Mais pour savoir la juste mesure de ce que, en 1945, pouvaient signifier ces improbables retours, il faut apprendre les données principales de la Shoah en Hongrie, le pays où s’est déroulé le dernier acte de la Solution finale, intervenu à partir du 19 mars 1944, trois mois avant le débarquement, le jour où l’Allemagne nazie a envahi la Hongrie, jusque-là alliée. Une alliée qui, jusqu’à cette date – et malgré les camps de travaux forcés imposés aux Juifs – avait réussi à préserver 720.000 de ses citoyens juifs alors qu’ailleurs en Europe, cinq millions avaient déjà péri. Mais voilà : outre ses canons, l’armée allemande apportait également dans ses bagages, le 4 B IV, le Bureau dirigé par un certain Adolf Eichmann. Lequel Eichmann, Celui-ci avec l’aide du nouveau gouvernement hongrois des Croix-fléchées et de ses affidés, réussit l’exploit, sans exemple en sa brièveté, de ramasser, de ghettoïser, et de déporter des campagnes et villes de province, plus de 500.000 Juifs et à les faire gazer, la plupart à Auschwitz. Le tout en 56 jours exactement comptés. Consternant mais vrai. Restaient encore à Budapest 200.000 Juifs à livrer au traitement spécial, et au plus vite, parce que les Russes approchaient et que les Alliés bombardaient. Comme cela avait été fait dans les campagnes, dès mars 1944. Ces Croix-fléchées décrèteront alors la spoliation totale, juridique, matérielle, humaine et financière des Juifs, leur isolation dans des ghettos et leur déportation vers la gueule d’enfer. Dans la capitale, l’opération se déroulera par phases : à savoir l’expulsion dans l’heure des Juifs de leurs domiciles, avec l’obligation d’y abandonner tous leurs biens, ensuite leur concentration dans des immeubles marqués de l’étoile jaune, au nombre d’une famille entière par chambre, de là leur transfert au ghetto et leur déportation enfin. Laquelle déportation sera épargnée à 70.000 d’entre eux sur 200.000 grâce à l’arrivée, in extremis, de l’Armée Rouge qui libérera le ghetto le 18 janvier 1945. Quant aux appartements des Juifs, et les biens qui s’y trouvaient, ils seront attribués, d’office, à des familles non-juives, sous le prétexte, parfois vrai, parfois faux, que leurs maisons avaient été bombardées par les Alliés.
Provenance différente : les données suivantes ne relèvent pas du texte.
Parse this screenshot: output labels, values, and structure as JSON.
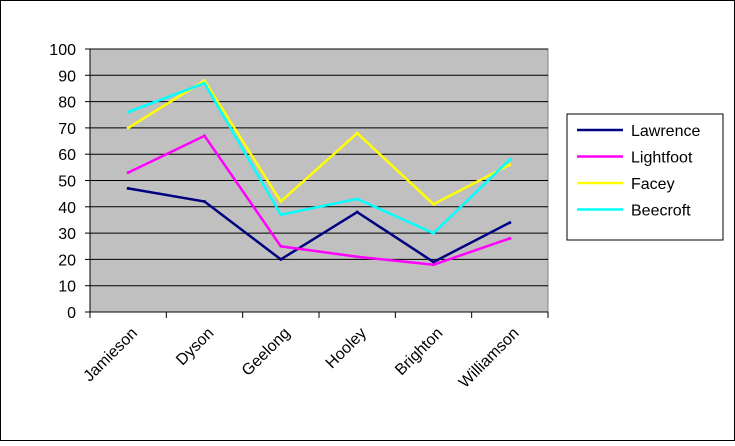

Légitimés par les autorités même, beaucoup de ces nouveaux résidents s’y étaient installés avec la bonne conscience du nouveau propriétaire sûr de son bon droit et assuré de n’être pas inquiété pour son occupation des lieux et l’appropriation des biens.
On comprendra donc le désarroi de ces gens quand le hasard, la chance ou la Providence avaient fait en sorte que quelques Juifs aient resurgi de la Nacht und Nebel, de la « Nuit et Brouillard » qui leur avait été réservée par leurs fauteurs de malheur.
Témoin la brève histoire de ce couple et de son enfant qui, libéré le 18 janvier du ghetto de Budapest, se dépêcha de rentrer chez lui. Pour trouver son appartement occupé par une honnête famille non-juive, transplantée là par le pouvoir, et stupéfaite de voir ce couple surgir du néant et frappée d’amnésie subite à propos de la destination des biens qui avaient été abandonnés de force dans les lieux. Une amnésie qui, par miracle, se dissipa quand le père de la petite famille suggéra qu’une rencontre avec quelques soldats russes aiderait sans doute à rafraîchir des mémoires pour l’instant si défaillantes. Mieux : en sus de quelques objets vite retrouvés, une chambrette finira même par être concédée au couple. Quelques temps après, l’abrogation des lois de spoliation obligera ces occupants temporaires à vider les lieux, à leur désarroi, compréhensible d’ailleurs.
Selon quoi, les temps de convulsion soudent les protagonistes dans des alternances de souffrances dont aucun ne sort jamais indemne, nonobstant les degrés, parfois très différents, des souffrances qui les frappent.
Voici ce que je souhaitais dire pour cadrer le grand film que vous pourrez voir. Merci de m’avoir lu avec tant de patience.
Ah ! Un mot encore ! J’oubliais de vous dire que l’enfant de mon bref récit, c’était moi, et que le couple de revenants, c’étaient mon père et ma mère.